Certaines affirmations vont plus loin encore, évoquant l’usage de chiens dressés pour commettre des viols. Ces allégations, déjà relayées dans certains cercles critiques d’Israël, ont été reprises par l’Euro-Mediterranean Human Rights Monitor, organisation controversée citée comme source dans la chronique.
Une riposte politique et médiatique
Face à ces accusations, Benjamin Netanyahu et Gideon Saar ont dénoncé un texte qu’ils qualifient de « mensonge odieux » et profondément déformant.
Dans un communiqué commun, les deux responsables estiment que l’article constitue l’une des attaques les plus graves publiées contre Israël dans la presse contemporaine.
Le ministère israélien des Affaires étrangères a également exprimé sa colère contre le calendrier de publication choisi par le quotidien américain. Le New York Times aurait diffusé cette tribune en dépit d’informations transmises en amont concernant une enquête israélienne distincte.
Le contexte du 7 octobre
Cette enquête indépendante israélienne porte sur les exactions commises par le Hamas lors de l’attaque du 7 octobre 2023. Elle conclut à un recours systématique aux violences sexuelles lors de cette offensive, point que les autorités israéliennes jugent essentiel pour comprendre la dynamique actuelle du conflit.
Le ministère affirme avoir informé le New York Times de ces conclusions plusieurs mois avant la publication de la chronique de Kristof. Il reproche au journal de ne pas avoir pris en compte ces éléments dans son traitement éditorial.
Une bataille d’image
Au-delà du contentieux judiciaire annoncé, l’affaire met en évidence une confrontation plus large sur le terrain de l’opinion internationale.
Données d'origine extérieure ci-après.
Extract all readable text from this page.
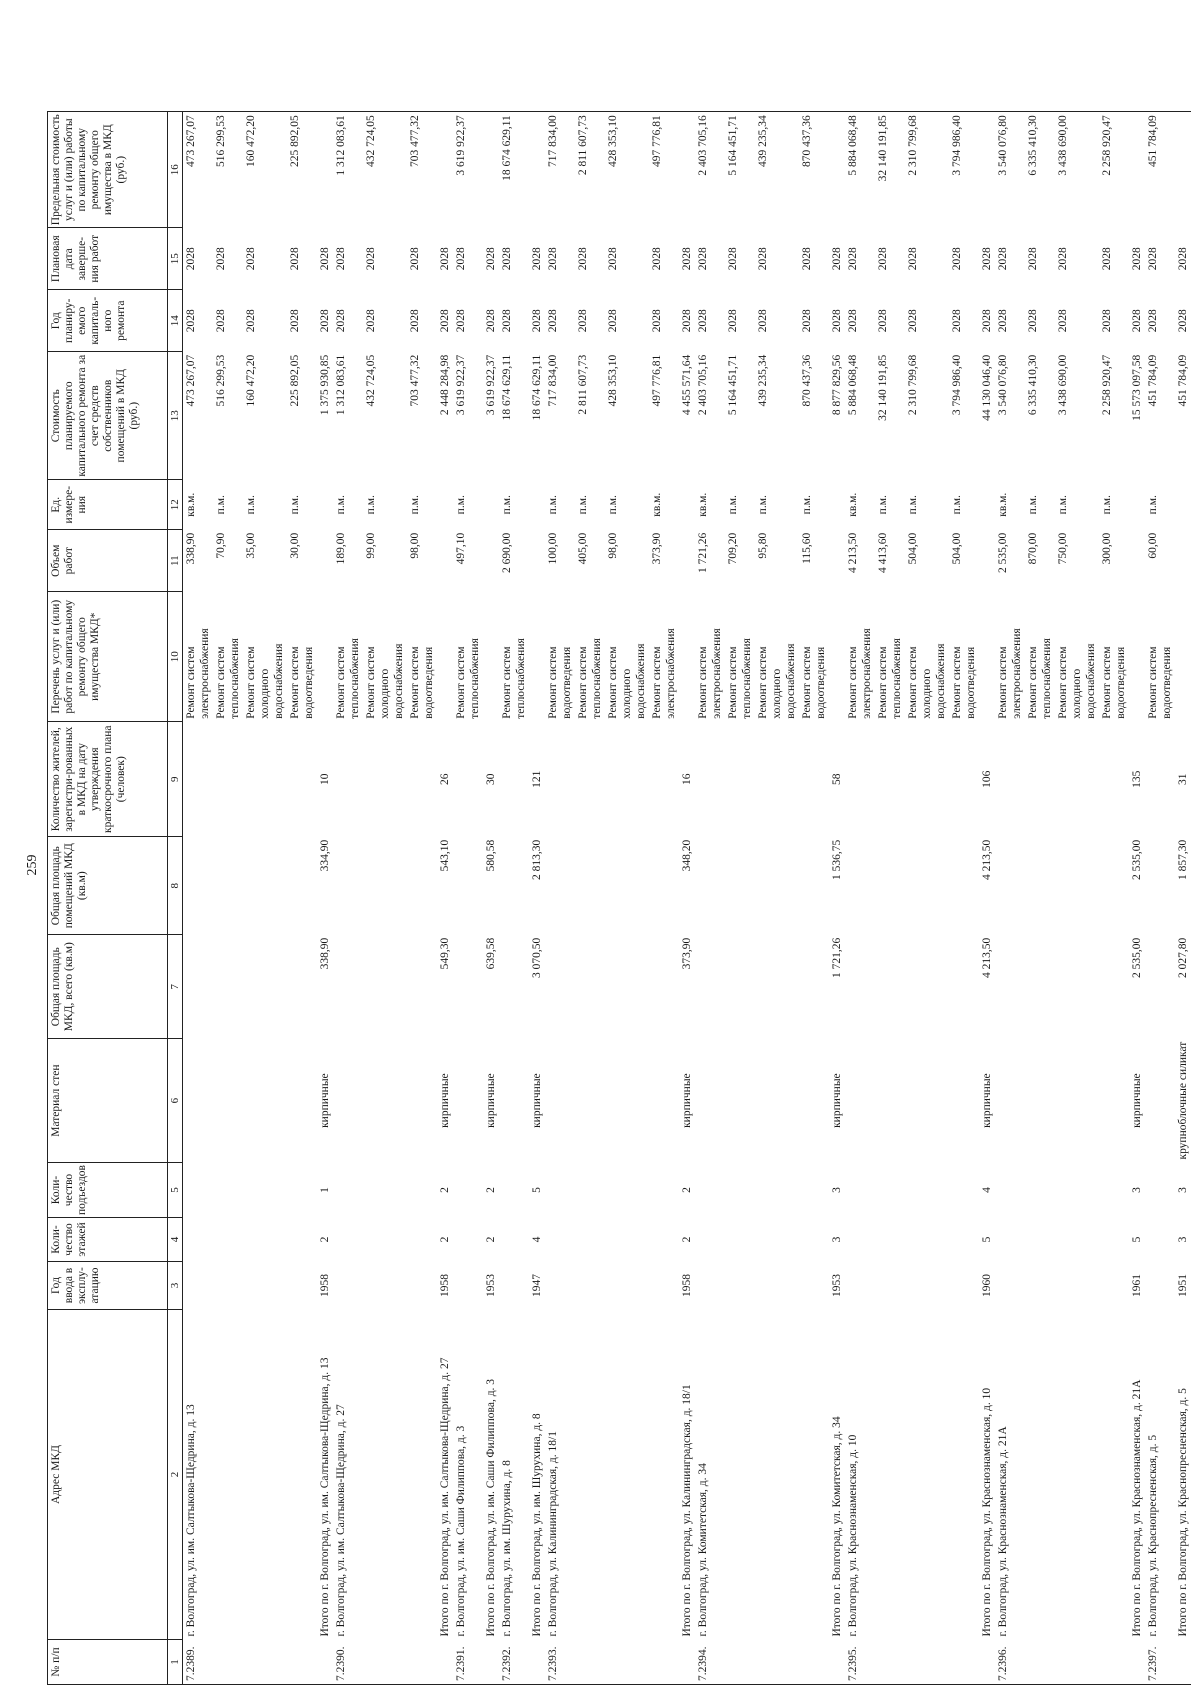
259
№ п/п	Адрес МКД	Год ввода в эксплу-атацию	Коли-чество этажей	Коли-чество подъездов	Материал стен	Общая площадь МКД, всего (кв.м)	Общая площадь помещений МКД (кв.м)	Количество жителей, зарегистри-рованных в МКД на дату утверждения краткосрочного плана (человек)	Перечень услуг и (или) работ по капитальному ремонту общего имущества МКД*	Объем работ	Ед. измере-ния	Стоимость планируемого капитального ремонта за счет средств собственников помещений в МКД (руб.)	Год планиру-емого капиталь-ного ремонта	Плановая дата заверше-ния работ	Предельная стоимость услуг и (или) работы по капитальному ремонту общего имущества в МКД (руб.)
1	2	3	4	5	6	7	8	9	10	11	12	13	14	15	16
7.2389.	г. Волгоград, ул. им. Салтыкова-Щедрина, д. 13								Ремонт систем электроснабжения	338,90	кв.м.	473 267,07	2028	2028	473 267,07
									Ремонт систем теплоснабжения	70,90	п.м.	516 299,53	2028	2028	516 299,53
									Ремонт систем холодного водоснабжения	35,00	п.м.	160 472,20	2028	2028	160 472,20
									Ремонт систем водоотведения	30,00	п.м.	225 892,05	2028	2028	225 892,05
	Итого по г. Волгоград, ул. им. Салтыкова-Щедрина, д. 13	1958	2	1	кирпичные	338,90	334,90	10				1 375 930,85	2028	2028	
7.2390.	г. Волгоград, ул. им. Салтыкова-Щедрина, д. 27								Ремонт систем теплоснабжения	189,00	п.м.	1 312 083,61	2028	2028	1 312 083,61
									Ремонт систем холодного водоснабжения	99,00	п.м.	432 724,05	2028	2028	432 724,05
									Ремонт систем водоотведения	98,00	п.м.	703 477,32	2028	2028	703 477,32
	Итого по г. Волгоград, ул. им. Салтыкова-Щедрина, д. 27	1958	2	2	кирпичные	549,30	543,10	26				2 448 284,98	2028	2028	
7.2391.	г. Волгоград, ул. им. Саши Филиппова, д. 3								Ремонт систем теплоснабжения	497,10	п.м.	3 619 922,37	2028	2028	3 619 922,37
	Итого по г. Волгоград, ул. им. Саши Филиппова, д. 3	1953	2	2	кирпичные	639,58	580,58	30				3 619 922,37	2028	2028	
7.2392.	г. Волгоград, ул. им. Шурухина, д. 8								Ремонт систем теплоснабжения	2 690,00	п.м.	18 674 629,11	2028	2028	18 674 629,11
	Итого по г. Волгоград, ул. им. Шурухина, д. 8	1947	4	5	кирпичные	3 070,50	2 813,30	121				18 674 629,11	2028	2028	
7.2393.	г. Волгоград, ул. Калининградская, д. 18/1								Ремонт систем водоотведения	100,00	п.м.	717 834,00	2028	2028	717 834,00
									Ремонт систем теплоснабжения	405,00	п.м.	2 811 607,73	2028	2028	2 811 607,73
									Ремонт систем холодного водоснабжения	98,00	п.м.	428 353,10	2028	2028	428 353,10
									Ремонт систем электроснабжения	373,90	кв.м.	497 776,81	2028	2028	497 776,81
	Итого по г. Волгоград, ул. Калининградская, д. 18/1	1958	2	2	кирпичные	373,90	348,20	16				4 455 571,64	2028	2028	
7.2394.	г. Волгоград, ул. Комитетская, д. 34								Ремонт систем электроснабжения	1 721,26	кв.м.	2 403 705,16	2028	2028	2 403 705,16
									Ремонт систем теплоснабжения	709,20	п.м.	5 164 451,71	2028	2028	5 164 451,71
									Ремонт систем холодного водоснабжения	95,80	п.м.	439 235,34	2028	2028	439 235,34
									Ремонт систем водоотведения	115,60	п.м.	870 437,36	2028	2028	870 437,36
	Итого по г. Волгоград, ул. Комитетская, д. 34	1953	3	3	кирпичные	1 721,26	1 536,75	58				8 877 829,56	2028	2028	
7.2395.	г. Волгоград, ул. Краснознаменская, д. 10								Ремонт систем электроснабжения	4 213,50	кв.м.	5 884 068,48	2028	2028	5 884 068,48
									Ремонт систем теплоснабжения	4 413,60	п.м.	32 140 191,85	2028	2028	32 140 191,85
									Ремонт систем холодного водоснабжения	504,00	п.м.	2 310 799,68	2028	2028	2 310 799,68
									Ремонт систем водоотведения	504,00	п.м.	3 794 986,40	2028	2028	3 794 986,40
	Итого по г. Волгоград, ул. Краснознаменская, д. 10	1960	5	4	кирпичные	4 213,50	4 213,50	106				44 130 046,40	2028	2028	
7.2396.	г. Волгоград, ул. Краснознаменская, д. 21А								Ремонт систем электроснабжения	2 535,00	кв.м.	3 540 076,80	2028	2028	3 540 076,80
									Ремонт систем теплоснабжения	870,00	п.м.	6 335 410,30	2028	2028	6 335 410,30
									Ремонт систем холодного водоснабжения	750,00	п.м.	3 438 690,00	2028	2028	3 438 690,00
									Ремонт систем водоотведения	300,00	п.м.	2 258 920,47	2028	2028	2 258 920,47
	Итого по г. Волгоград, ул. Краснознаменская, д. 21А	1961	5	3	кирпичные	2 535,00	2 535,00	135				15 573 097,58	2028	2028	
7.2397.	г. Волгоград, ул. Краснопресненская, д. 5								Ремонт систем водоотведения	60,00	п.м.	451 784,09	2028	2028	451 784,09
	Итого по г. Волгоград, ул. Краснопресненская, д. 5	1951	3	3	крупноблочные силикат	2 027,80	1 857,30	31				451 784,09	2028	2028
Les accusations de violences sexuelles constituent un enjeu particulièrement sensible, tant sur le plan moral que politique.
En engageant des poursuites, Israël entend défendre sa crédibilité et contester frontalement des accusations qu’il juge infondées. Le New York Times, de son côté, se retrouve au cœur d’une controverse majeure sur la fiabilité de ses sources et le traitement d’un sujet explosif.
Following the publication by Nicholas Kristof in The New York Times of one of the most hideous and distorted lies ever published against the State of Israel in the modern press, which also received the backing of the newspaper, Prime Minister Benjamin Netanyahu and Foreign…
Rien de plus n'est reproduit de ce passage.